While no definitive version of the events has been made public, there are two conflicting reports that now drive the dialogue about how the case should be viewed. Former Steelers safety Ryan Clark, now an NFL analyst for ESPN, suggested that Smith had put a finger in Enemkpali's face, told him, "You're not going to do anything about it," and that the linebacker then slugged him. A similar report surfaced from Buffalo, where Enemkpali was claimed on waivers, which backed up Clark's account.
Not surprisingly, the reports painted Smith in a decidedly negative light, and there were more than a few suggestions on social media and sports talk shows that Smith was asking for it. That he deserved the punch delivered by Enemkpali.
Deserved it? Are you kidding me?
Look, Smith is not without blame over the incident, and his inability to defuse the situation rests at least partly on him. But to leap to the conclusion that he deserved to be punched out over the incident is disturbing, to put it mildly. Two grown men in the workplace having an argument, and one of them deserves to be punched so hard that he needs surgery to repair the damage? That's just plain ridiculous.

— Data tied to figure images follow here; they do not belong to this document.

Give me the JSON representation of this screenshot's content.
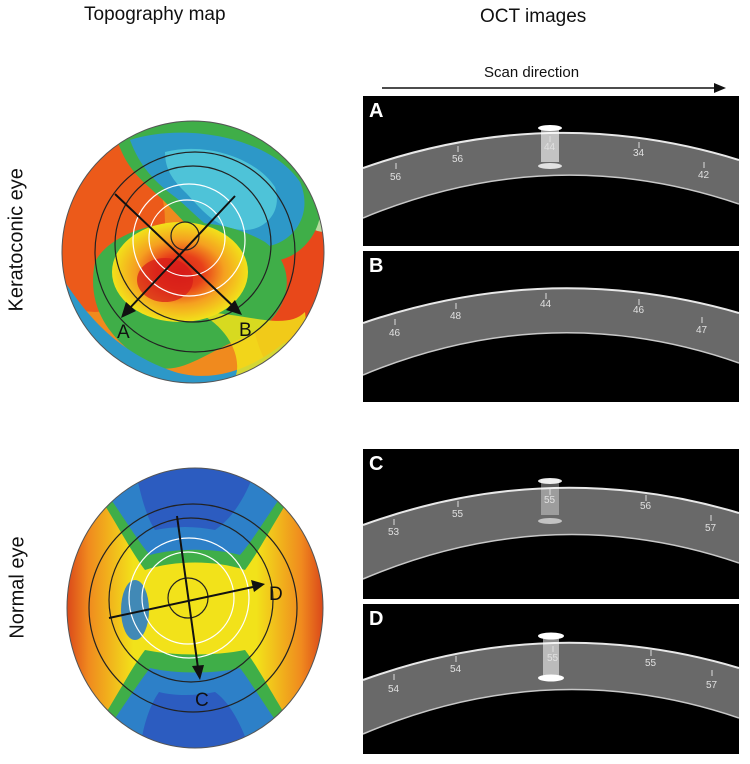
{
  "headers": {
    "topography": "Topography map",
    "oct": "OCT images"
  },
  "scan_direction": "Scan direction",
  "row_labels": {
    "keratoconic": "Keratoconic eye",
    "normal": "Normal eye"
  },
  "topo_labels": {
    "keratoconic": {
      "a": "A",
      "b": "B"
    },
    "normal": {
      "c": "C",
      "d": "D"
    }
  },
  "panels": [
    {
      "letter": "A",
      "values": [
        "56",
        "56",
        "44",
        "34",
        "42"
      ]
    },
    {
      "letter": "B",
      "values": [
        "46",
        "48",
        "44",
        "46",
        "47"
      ]
    },
    {
      "letter": "C",
      "values": [
        "53",
        "55",
        "55",
        "56",
        "57"
      ]
    },
    {
      "letter": "D",
      "values": [
        "54",
        "54",
        "55",
        "55",
        "57"
      ]
    }
  ],
  "colors": {
    "red": "#e8301a",
    "orange": "#f5a020",
    "yellow": "#f2e21a",
    "green": "#3fae48",
    "blue": "#2d80c8",
    "light_blue": "#4ec3d8"
  }
}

Yes, it's Geno's fault the argument couldn't have been handled better. But to blame anyone other than Enemkpali for actually delivering the punch is shortsighted and just plain wrong. He alone is responsible for those actions, period.
The NFL is now investigating the matter, and there could be a resolution and potential discipline handed down within the next several days, although there is no definitive timetable. Perhaps Smith's silence on the matter, Enemkpali's public apology in which he doesn't directly address Smith and the reports about Smith putting a finger in the linebacker's face have driven the Geno-deserved-it narrative. Whatever the case, it's a misguided take on the matter, and it ought to stop.

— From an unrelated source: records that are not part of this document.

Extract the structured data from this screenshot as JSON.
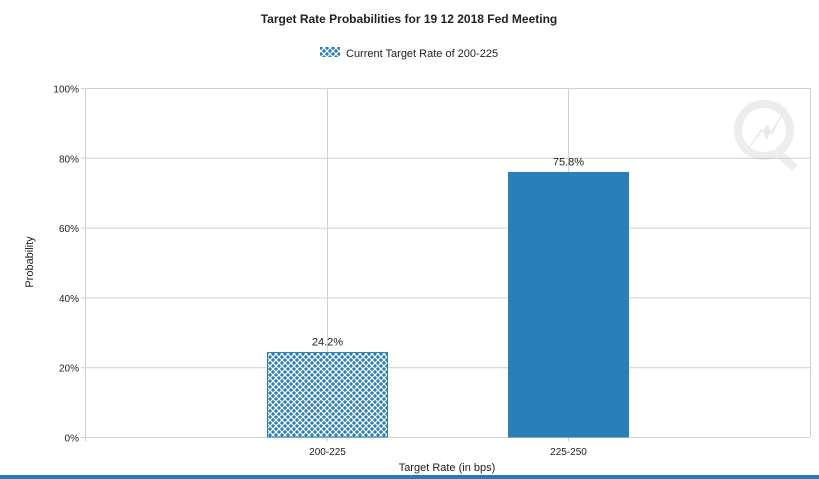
{
  "chart_data": {
    "type": "bar",
    "title": "Target Rate Probabilities for 19 12 2018 Fed Meeting",
    "legend": [
      {
        "label": "Current Target Rate of 200-225",
        "pattern": "crosshatch"
      }
    ],
    "legend_placement": "top-center",
    "categories": [
      "200-225",
      "225-250"
    ],
    "values": [
      24.2,
      75.8
    ],
    "data_labels": [
      "24.2%",
      "75.8%"
    ],
    "patterned": [
      true,
      false
    ],
    "xlabel": "Target Rate (in bps)",
    "ylabel": "Probability",
    "ylim": [
      0,
      100
    ],
    "yticks": [
      "0%",
      "20%",
      "40%",
      "60%",
      "80%",
      "100%"
    ],
    "grid": true,
    "colors": {
      "bar": "#2a7fb8",
      "grid": "#d0d0d0"
    }
  }
}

Maybe if the NFL's investigation into the incident -- which will no doubt include testimony from Smith and Enemkpali, witnesses to the incident, and perhaps even video surveillance from the locker room -- offers enough evidence that Smith indeed sucker-punched and didn't physically provoke the violence, then there will be more clarity. And now that Brandon Marshall has broken his silence about the incident and said Smith "didn't do anything wrong" -- which essentially debunks the finger-in-the-face story -- then perhaps that will change the conversation.
My sense is that the Jets are comfortable that the version of events squares more with Marshall's assessment than with Clark and the unnamed Bills' staffer. And if that indeed turns out to be the case, Smith could then make his return to the field without the cloud of controversy that might otherwise have followed.
Rex Ryan thumbed his nose at his old team by claiming Enemkpali on waivers, but there is a very real chance that the second-year defender might not see the field any time soon if a suspension is handed down. At the very least, there is almost certain to be a fine. But with the NFL's increased focus on violence you can expect a strong sanction if the facts bear out Marshall's contention that Enemkpali's actions were unwarranted and perhaps unprovoked.
As the league's wheels of justice grind toward an inevitable conclusion, we should at least dispense with the twisted logic that Smith actually deserved the punch that put a temporary -- and perhaps even a more lasting hold on his career.